Omalizumab, an anti-IgE antibody, in the treatment of adults and adolescents with perennial allergic rhinitis

Background: Treatment with omalizumab, an anti-IgE antibody, improves symptoms and quality of life in patients with seasonal allergic rhinitis but has not previously been investigated in patients with perennial symptoms. Objective: To investigate the efficacy, safety, and tolerability of omalizumab in the treatment of perennial allergic rhinitis (PAR). Methods: Two hundred eighty-nine patients (aged 12 to 70 years) with moderate-to-severe symptomatic PAR were randomized to 16 weeks' double-blind subcutaneous treatment with either placebo (n = 145) or omalizumab (at least 0.016 mg/kg/IgE [IU/mL] per 4 weeks; n = 144). The primary efficacy variable was the mean daily nasal severity score, as determined from patient daily diary cards. Secondary efficacy variables included use of rescue antihistamine, rhinoconjunctivitis-specific quality of life (RQoL), and patients' evaluation of treatment efficacy. Safety and tolerability were evaluated from adverse event reports and laboratory safety parameters.
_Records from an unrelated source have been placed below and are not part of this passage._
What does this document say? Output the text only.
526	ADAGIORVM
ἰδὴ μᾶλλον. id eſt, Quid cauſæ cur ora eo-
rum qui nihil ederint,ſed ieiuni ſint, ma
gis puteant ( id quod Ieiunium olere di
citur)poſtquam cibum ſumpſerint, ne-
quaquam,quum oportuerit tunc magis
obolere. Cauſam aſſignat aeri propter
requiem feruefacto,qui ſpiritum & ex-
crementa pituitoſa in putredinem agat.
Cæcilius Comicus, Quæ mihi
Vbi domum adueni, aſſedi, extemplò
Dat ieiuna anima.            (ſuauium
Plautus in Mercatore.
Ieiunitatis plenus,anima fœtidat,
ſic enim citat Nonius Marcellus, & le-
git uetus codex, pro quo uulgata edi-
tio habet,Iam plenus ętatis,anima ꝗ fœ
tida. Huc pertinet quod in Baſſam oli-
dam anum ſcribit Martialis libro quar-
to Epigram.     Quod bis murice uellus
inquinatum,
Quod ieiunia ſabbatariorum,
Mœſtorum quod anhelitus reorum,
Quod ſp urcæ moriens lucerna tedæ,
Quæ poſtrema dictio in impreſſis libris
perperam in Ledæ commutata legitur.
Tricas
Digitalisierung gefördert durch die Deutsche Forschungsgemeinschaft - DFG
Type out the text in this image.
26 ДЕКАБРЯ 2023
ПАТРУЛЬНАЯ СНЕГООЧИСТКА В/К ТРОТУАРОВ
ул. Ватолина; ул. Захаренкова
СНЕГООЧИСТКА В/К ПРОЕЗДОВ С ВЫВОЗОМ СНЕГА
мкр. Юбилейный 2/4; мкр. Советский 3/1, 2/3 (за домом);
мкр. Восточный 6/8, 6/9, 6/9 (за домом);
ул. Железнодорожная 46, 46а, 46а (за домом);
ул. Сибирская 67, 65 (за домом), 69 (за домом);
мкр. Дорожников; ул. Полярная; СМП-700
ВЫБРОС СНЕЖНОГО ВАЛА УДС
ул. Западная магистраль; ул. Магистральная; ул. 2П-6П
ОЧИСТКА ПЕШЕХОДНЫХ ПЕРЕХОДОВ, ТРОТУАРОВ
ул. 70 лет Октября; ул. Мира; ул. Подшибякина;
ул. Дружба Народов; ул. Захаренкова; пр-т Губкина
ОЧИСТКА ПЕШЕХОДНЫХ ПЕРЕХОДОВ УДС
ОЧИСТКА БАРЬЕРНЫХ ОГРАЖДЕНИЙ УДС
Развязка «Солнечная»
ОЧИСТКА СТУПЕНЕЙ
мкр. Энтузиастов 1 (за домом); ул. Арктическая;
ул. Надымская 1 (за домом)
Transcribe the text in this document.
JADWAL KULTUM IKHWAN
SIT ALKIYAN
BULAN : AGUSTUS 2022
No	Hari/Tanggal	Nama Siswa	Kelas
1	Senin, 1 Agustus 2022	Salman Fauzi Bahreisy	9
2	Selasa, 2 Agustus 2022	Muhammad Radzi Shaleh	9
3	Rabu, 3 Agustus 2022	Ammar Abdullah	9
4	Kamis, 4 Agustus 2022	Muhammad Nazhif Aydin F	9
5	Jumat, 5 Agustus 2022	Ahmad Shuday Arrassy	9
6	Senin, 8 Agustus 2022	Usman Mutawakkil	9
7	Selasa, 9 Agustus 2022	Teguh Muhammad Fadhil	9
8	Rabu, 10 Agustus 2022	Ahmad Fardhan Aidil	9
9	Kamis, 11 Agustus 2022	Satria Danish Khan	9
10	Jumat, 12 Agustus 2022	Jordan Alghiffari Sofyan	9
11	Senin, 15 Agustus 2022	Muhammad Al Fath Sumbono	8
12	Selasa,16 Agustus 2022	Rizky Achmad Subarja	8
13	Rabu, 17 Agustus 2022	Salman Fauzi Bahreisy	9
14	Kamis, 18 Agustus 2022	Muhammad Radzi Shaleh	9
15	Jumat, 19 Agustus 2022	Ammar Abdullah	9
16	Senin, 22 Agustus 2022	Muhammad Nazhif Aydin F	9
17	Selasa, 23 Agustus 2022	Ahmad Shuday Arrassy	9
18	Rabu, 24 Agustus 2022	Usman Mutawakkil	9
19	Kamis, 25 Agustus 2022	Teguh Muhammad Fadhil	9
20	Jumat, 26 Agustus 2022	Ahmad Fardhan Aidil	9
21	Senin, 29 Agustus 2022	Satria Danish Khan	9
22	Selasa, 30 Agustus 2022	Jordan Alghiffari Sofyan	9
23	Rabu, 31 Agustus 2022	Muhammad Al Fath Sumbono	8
Results: Throughout 16 weeks of treatment, the mean daily nasal severity score was significantly lower in omalizumab-treated patients than with placebo (P <0.001). The improvement in symptoms when taking omalizumab was paralleled by a reduction in use of rescue antihistamine (P ≤ 0.005 overall) and improved RQoL relative to placebo. Patients' evaluation of treatment efficacy significantly favored omalizumab over placebo (P = 0.001). Omalizumab therapy was well tolerated. There were no safety concerns. Conclusions: Omalizumab was safe and well tolerated in the treatment of patients with PAR, providing effective control of symptoms and improved RQoL while simultaneously minimizing reliance on rescue antihistamines.